Recently Techlife’s Facebook page shared one of these such maps titled “The United States of Football” by Jared Fanning as seen on Visual.ly.  But of course in my brain there was something that clicked. I had seen this before. Where? The internet is after all a big place.  So I promptly forgot about it.

As I was preparing the new column I was reviewing an interesting site called The CommonCensus Map Project by Michael Baldwin. The approach this political scientist took was removing zip codes from the question of “Where do you live?” Michael instead attempts to understand “Where do you think you live?” Using the idea your community is not always your town’s name or zip code was the premise when the site started in 2005.

The CommonCensus Map Project starts with a simple survey of just a few questions. 61,000+ have since inception have participated. Michal admits the sample size is tiny compared to the people counted in the US Census. Admittedly he has partially moved on and the project isn’t up to date. But the maps are still interesting to look at and provide some interesting commentary on people’s state of mind. Notice how large the geographic region of living “near” Salt Lake City and Denver is compared with anywhere else.  How could you use the map?

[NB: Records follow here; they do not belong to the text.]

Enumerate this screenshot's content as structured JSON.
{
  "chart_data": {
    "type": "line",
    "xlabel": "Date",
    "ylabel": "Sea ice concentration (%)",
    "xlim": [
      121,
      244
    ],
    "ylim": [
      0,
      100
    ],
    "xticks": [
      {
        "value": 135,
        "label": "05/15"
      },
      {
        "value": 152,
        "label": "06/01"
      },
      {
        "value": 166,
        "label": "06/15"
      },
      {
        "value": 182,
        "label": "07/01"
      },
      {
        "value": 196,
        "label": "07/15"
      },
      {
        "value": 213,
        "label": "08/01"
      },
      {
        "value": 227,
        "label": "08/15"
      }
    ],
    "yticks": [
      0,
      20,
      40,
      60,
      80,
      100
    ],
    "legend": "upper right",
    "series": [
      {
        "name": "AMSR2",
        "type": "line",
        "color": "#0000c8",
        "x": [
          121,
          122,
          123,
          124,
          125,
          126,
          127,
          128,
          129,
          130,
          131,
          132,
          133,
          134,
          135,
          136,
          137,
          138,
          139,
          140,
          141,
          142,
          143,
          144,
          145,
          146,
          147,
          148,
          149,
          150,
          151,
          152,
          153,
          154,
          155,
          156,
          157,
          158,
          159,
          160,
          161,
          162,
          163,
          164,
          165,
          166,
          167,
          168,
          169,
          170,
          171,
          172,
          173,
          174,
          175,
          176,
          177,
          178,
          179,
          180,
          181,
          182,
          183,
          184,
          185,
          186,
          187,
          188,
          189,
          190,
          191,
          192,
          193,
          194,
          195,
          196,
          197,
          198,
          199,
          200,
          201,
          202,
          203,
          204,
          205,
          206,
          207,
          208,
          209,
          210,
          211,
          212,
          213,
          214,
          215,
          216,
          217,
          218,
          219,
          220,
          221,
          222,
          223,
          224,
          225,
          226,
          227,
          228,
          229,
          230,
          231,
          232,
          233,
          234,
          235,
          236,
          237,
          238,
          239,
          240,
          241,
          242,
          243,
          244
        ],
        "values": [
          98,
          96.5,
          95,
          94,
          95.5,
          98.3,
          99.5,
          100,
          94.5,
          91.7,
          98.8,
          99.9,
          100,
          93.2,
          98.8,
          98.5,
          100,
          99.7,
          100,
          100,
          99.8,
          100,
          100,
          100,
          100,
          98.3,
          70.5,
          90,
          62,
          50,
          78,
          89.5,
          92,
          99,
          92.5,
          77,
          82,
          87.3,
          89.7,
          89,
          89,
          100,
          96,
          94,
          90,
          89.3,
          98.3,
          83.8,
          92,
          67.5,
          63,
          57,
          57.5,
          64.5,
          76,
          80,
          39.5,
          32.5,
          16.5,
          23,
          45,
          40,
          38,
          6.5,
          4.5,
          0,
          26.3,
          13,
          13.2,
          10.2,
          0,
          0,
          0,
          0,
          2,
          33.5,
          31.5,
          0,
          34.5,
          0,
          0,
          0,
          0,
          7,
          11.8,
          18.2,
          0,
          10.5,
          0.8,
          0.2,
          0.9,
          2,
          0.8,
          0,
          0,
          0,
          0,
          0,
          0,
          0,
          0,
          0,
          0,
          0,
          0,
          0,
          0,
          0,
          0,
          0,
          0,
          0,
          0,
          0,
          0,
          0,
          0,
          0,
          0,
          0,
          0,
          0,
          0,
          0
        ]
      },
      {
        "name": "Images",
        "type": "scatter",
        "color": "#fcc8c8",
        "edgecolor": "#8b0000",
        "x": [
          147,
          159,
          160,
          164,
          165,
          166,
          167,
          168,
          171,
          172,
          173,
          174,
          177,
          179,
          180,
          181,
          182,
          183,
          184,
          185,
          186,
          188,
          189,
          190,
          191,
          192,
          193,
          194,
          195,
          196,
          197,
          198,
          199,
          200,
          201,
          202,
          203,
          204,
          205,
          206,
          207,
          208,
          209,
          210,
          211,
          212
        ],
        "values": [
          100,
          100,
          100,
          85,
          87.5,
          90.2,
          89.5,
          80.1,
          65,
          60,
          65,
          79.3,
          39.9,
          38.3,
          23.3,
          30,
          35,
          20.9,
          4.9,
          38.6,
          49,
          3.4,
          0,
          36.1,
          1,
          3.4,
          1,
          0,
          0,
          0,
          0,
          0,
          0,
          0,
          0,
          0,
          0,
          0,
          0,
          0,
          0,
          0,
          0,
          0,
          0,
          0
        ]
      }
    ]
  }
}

After adding my own data to the map project I noticed there was a spin off project – The CommonCensus Sports Map Project. Had we found The United States of Football’s data source by accident?

Michael tells the story how The CommonCensus Sports Map Project blossomed from the initial project and shows sports fan affiliation by sport across the US. He started by focusing on NFL, MLB, NBA, NHL and NCAA Football. The NFL has had more than 35,000 contributing fans, with MLB right behind. Following is a small drop to near 32,000 NCAA football fans contributing.  The NBA has had near 27,000 and the NHL just over 25,000 fans contributing their views on which teams they affiliate with based on location.

So for the first time we have The CommonCensus NFL Fan Map and the United States of Football Map. Readers you be the judge what say you?